To address this issue, we were very much like the early printing inks manufacturers adopters: able to build on our knowledge based on paints and lacquers. Over the course of time, we have developed dispersants and pigment wetting agents that support highly efficient dispersion processes and provide long-term stable dispersions suitable for the demanding requirements of inkjet applications.

Another commonly mentioned challenge is the wetting of low surface free energy substrates such as PP and PE, which comprise about 60% of the packaging substrates. Here we’re talking about substrates of around 30 mN/m, which is below the threshold that we consider printable (around 36-37 mN/m). These substrates will, therefore, need some sort of surface functionalization that will increase the surface free energy. This is usually a plasma or corona treatment; however, we also know that the effect of the treatment degrades over time, which is why it’s always best to have an in-line corona/plasma unit.

Our additives play an integral role in lowering the surface tension of the ink below the value of the free surface energy of the substrate. It’s important to say at low inclusion levels, usually even below 1%. Our additives lower both the EST and the DST of fluids and are particularly suitable for dynamic processes - such as inkjet - where surfaces are created almost constantly and the surfactant needs to have the ability of orienting towards these constant-forming surfaces. If we consider the flight path of the drop from the nozzle - spreading on a substrate and pinning - there is a window of about 100 ms in which the surface tension needs to be decreased to a point below the surface tension of the substrate. However, too low inkjet fluid DST values could cause jetting issues during hours/days of jetting as the ink could start wetting out the side walls of the nozzle which could cause dripping or flooding of the nozzle plate. So, I would say formulating a substrate wetting package that is incompatible enough with the fluid system (which will enable efficient substrate wetting) yet also compatible enough not to cause ink stability or jetting issues is quite an undertaking. Ultimately, there is no other way than preparing a number of formulations for respective ink systems and testing the jetting sustainability. There are some measurement processes that can be done prior to jetting to help a formulator, however, jetting sustainability will give the ultimate answer.

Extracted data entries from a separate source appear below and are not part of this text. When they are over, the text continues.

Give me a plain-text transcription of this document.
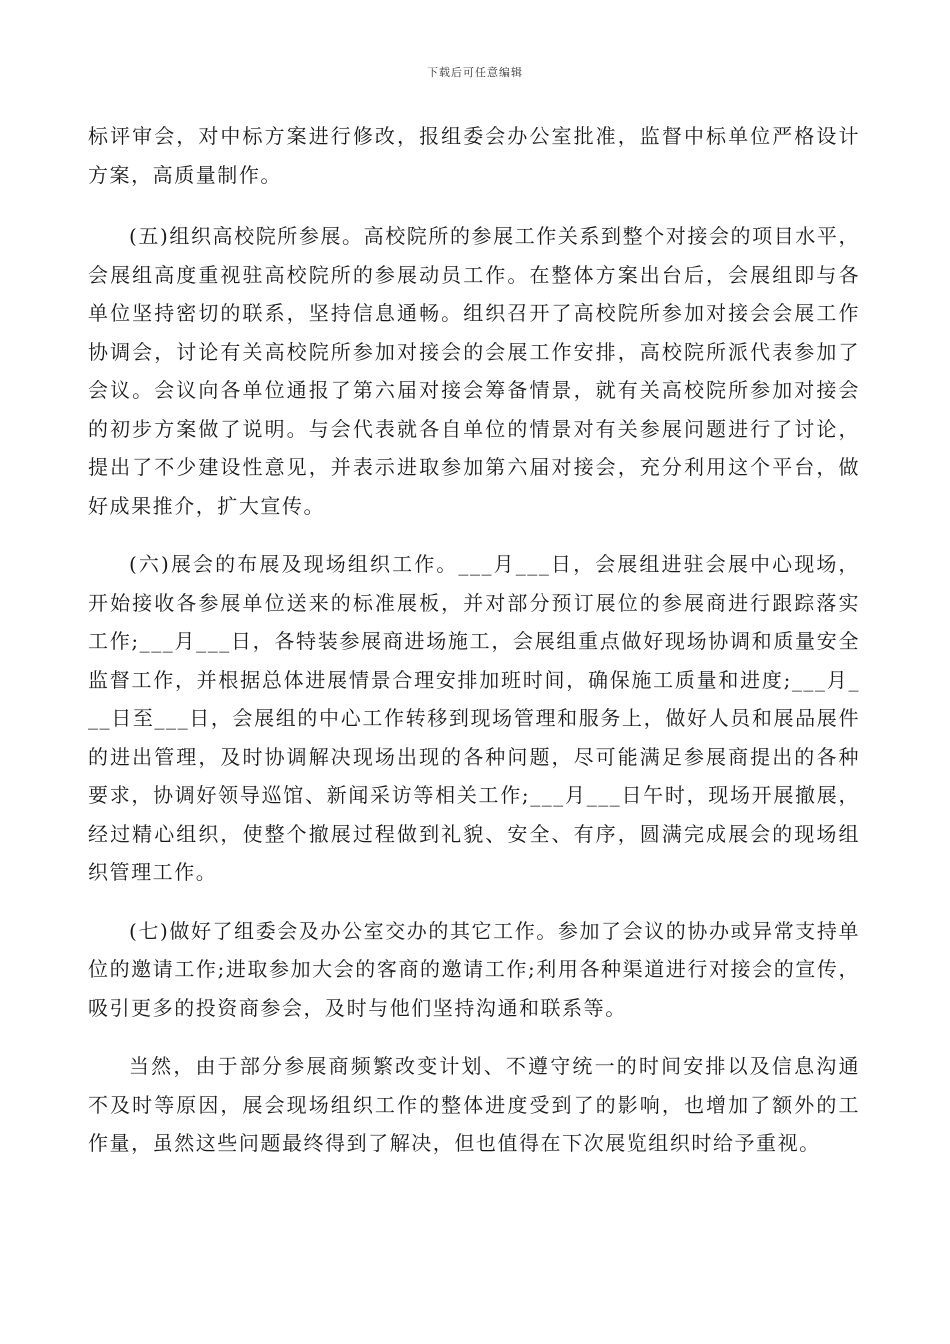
下载后可任意编辑

标评审会，对中标方案进行修改，报组委会办公室批准，监督中标单位严格设计方案，高质量制作。

(五)组织高校院所参展。高校院所的参展工作关系到整个对接会的项目水平，会展组高度重视驻高校院所的参展动员工作。在整体方案出台后，会展组即与各单位坚持密切的联系，坚持信息通畅。组织召开了高校院所参加对接会会展工作协调会，讨论有关高校院所参加对接会的会展工作安排，高校院所派代表参加了会议。会议向各单位通报了第六届对接会筹备情景，就有关高校院所参加对接会的初步方案做了说明。与会代表就各自单位的情景对有关参展问题进行了讨论，提出了不少建设性意见，并表示进取参加第六届对接会，充分利用这个平台，做好成果推介，扩大宣传。

(六)展会的布展及现场组织工作。___月___日，会展组进驻会展中心现场，开始接收各参展单位送来的标准展板，并对部分预订展位的参展商进行跟踪落实工作;___月___日，各特装参展商进场施工，会展组重点做好现场协调和质量安全监督工作，并根据总体进展情景合理安排加班时间，确保施工质量和进度;___月___日至___日，会展组的中心工作转移到现场管理和服务上，做好人员和展品展件的进出管理，及时协调解决现场出现的各种问题，尽可能满足参展商提出的各种要求，协调好领导巡馆、新闻采访等相关工作;___月___日午时，现场开展撤展，经过精心组织，使整个撤展过程做到礼貌、安全、有序，圆满完成展会的现场组织管理工作。

(七)做好了组委会及办公室交办的其它工作。参加了会议的协办或异常支持单位的邀请工作;进取参加大会的客商的邀请工作;利用各种渠道进行对接会的宣传，吸引更多的投资商参会，及时与他们坚持沟通和联系等。

当然，由于部分参展商频繁改变计划、不遵守统一的时间安排以及信息沟通不及时等原因，展会现场组织工作的整体进度受到了的影响，也增加了额外的工作量，虽然这些问题最终得到了解决，但也值得在下次展览组织时给予重视。
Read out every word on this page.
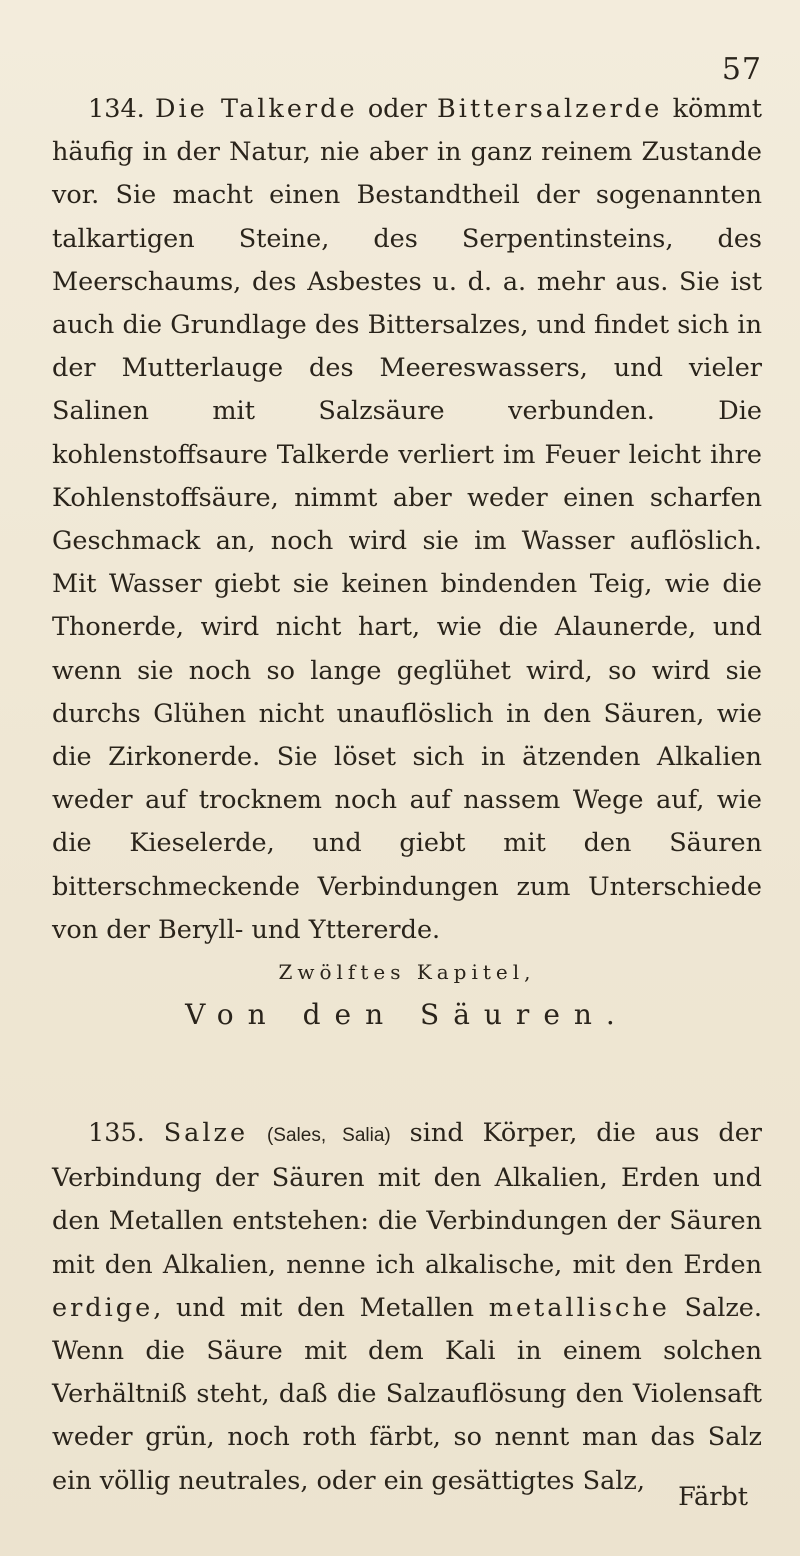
57

134. Die Talkerde oder Bittersalzerde kömmt häufig in der Natur, nie aber in ganz reinem Zustande vor. Sie macht einen Bestandtheil der sogenannten talkartigen Steine, des Serpentinsteins, des Meerschaums, des Asbestes u. d. a. mehr aus. Sie ist auch die Grundlage des Bittersalzes, und findet sich in der Mutterlauge des Meereswassers, und vieler Salinen mit Salzsäure verbunden. Die kohlenstoffsaure Talkerde verliert im Feuer leicht ihre Kohlenstoffsäure, nimmt aber weder einen scharfen Geschmack an, noch wird sie im Wasser auflöslich. Mit Wasser giebt sie keinen bindenden Teig, wie die Thonerde, wird nicht hart, wie die Alaunerde, und wenn sie noch so lange geglühet wird, so wird sie durchs Glühen nicht unauflöslich in den Säuren, wie die Zirkonerde. Sie löset sich in ätzenden Alkalien weder auf trocknem noch auf nassem Wege auf, wie die Kieselerde, und giebt mit den Säuren bitterschmeckende Verbindungen zum Unterschiede von der Beryll- und Yttererde.

Zwölftes Kapitel,
Von den Säuren.

135. Salze (Sales, Salia) sind Körper, die aus der Verbindung der Säuren mit den Alkalien, Erden und den Metallen entstehen: die Verbindungen der Säuren mit den Alkalien, nenne ich alkalische, mit den Erden erdige, und mit den Metallen metallische Salze. Wenn die Säure mit dem Kali in einem solchen Verhältniß steht, daß die Salzauflösung den Violensaft weder grün, noch roth färbt, so nennt man das Salz ein völlig neutrales, oder ein gesättigtes Salz,

Färbt
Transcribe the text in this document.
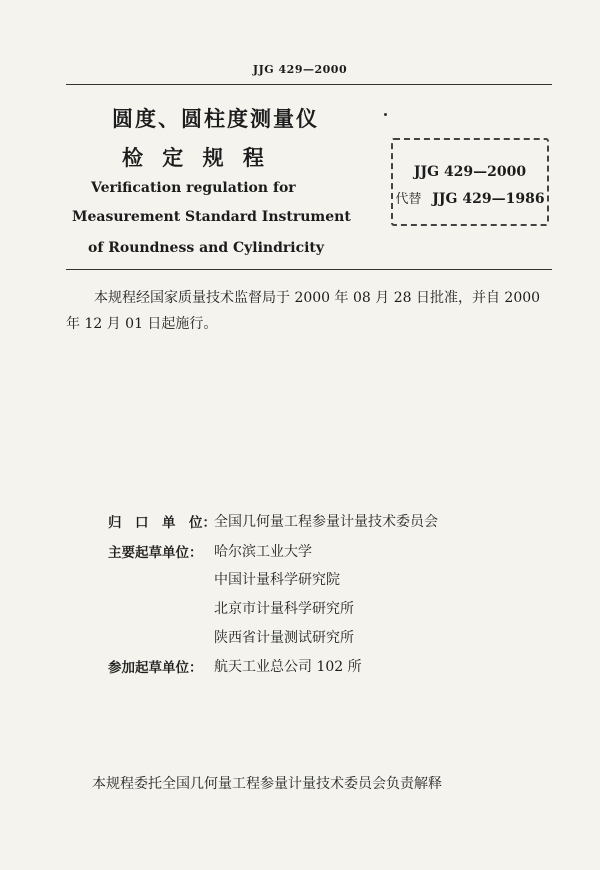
JJG 429—2000
圆度、圆柱度测量仪
检 定 规 程
Verification regulation for
Measurement Standard Instrument
of Roundness and Cylindricity
JJG 429—2000
代替 JJG 429—1986
本规程经国家质量技术监督局于 2000 年 08 月 28 日批准，并自 2000 年 12 月 01 日起施行。
归　口　单　位：
全国几何量工程参量计量技术委员会
主要起草单位： 哈尔滨工业大学
中国计量科学研究院
北京市计量科学研究所
陕西省计量测试研究所
参加起草单位： 航天工业总公司 102 所
本规程委托全国几何量工程参量计量技术委员会负责解释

From the two topics mentioned here, I would like to say that Coating Additives has developed instrumental methods for determining the right pigment and substrate wetting additives package, that enable individualized approaches for specific pigments or fluid systems.


I’ve sat at both sides of the table. That of the formulator where I had a plethora of additives at my disposal, and that of a raw materials manufacturer. The approach to product development is the same and in both positions one confronts the same challenges. Being in line with the trends of the market, and being able to predict what the next big thing on the horizon might be, should be basic guidelines for both the raw materials manufacturers and their end-users.

At Evonik, we are diligently working to support the further development of inkjet by contributing to the next generation of additives enabling the development of even smaller particle size, lower-viscosity pigment dispersions with outstanding storage stability features, and eventually enabling the formulation of higher pigment loading inkjet fluids. Also, having recognized that the curing speed will be one of the areas in which both print head and print engine development will go, we are designing new molecules to fit with the criteria of the required highly reactive ink systems.

The number of ideas in our Innovation Pipeline is indeed vast and we certainly have the ability to recognize the so-called ‘golden nuggets’ of the industry. With highly competent and motivated people and with the inclusive nature of our values, we have the ability to tackle any challenge the industry has lined up.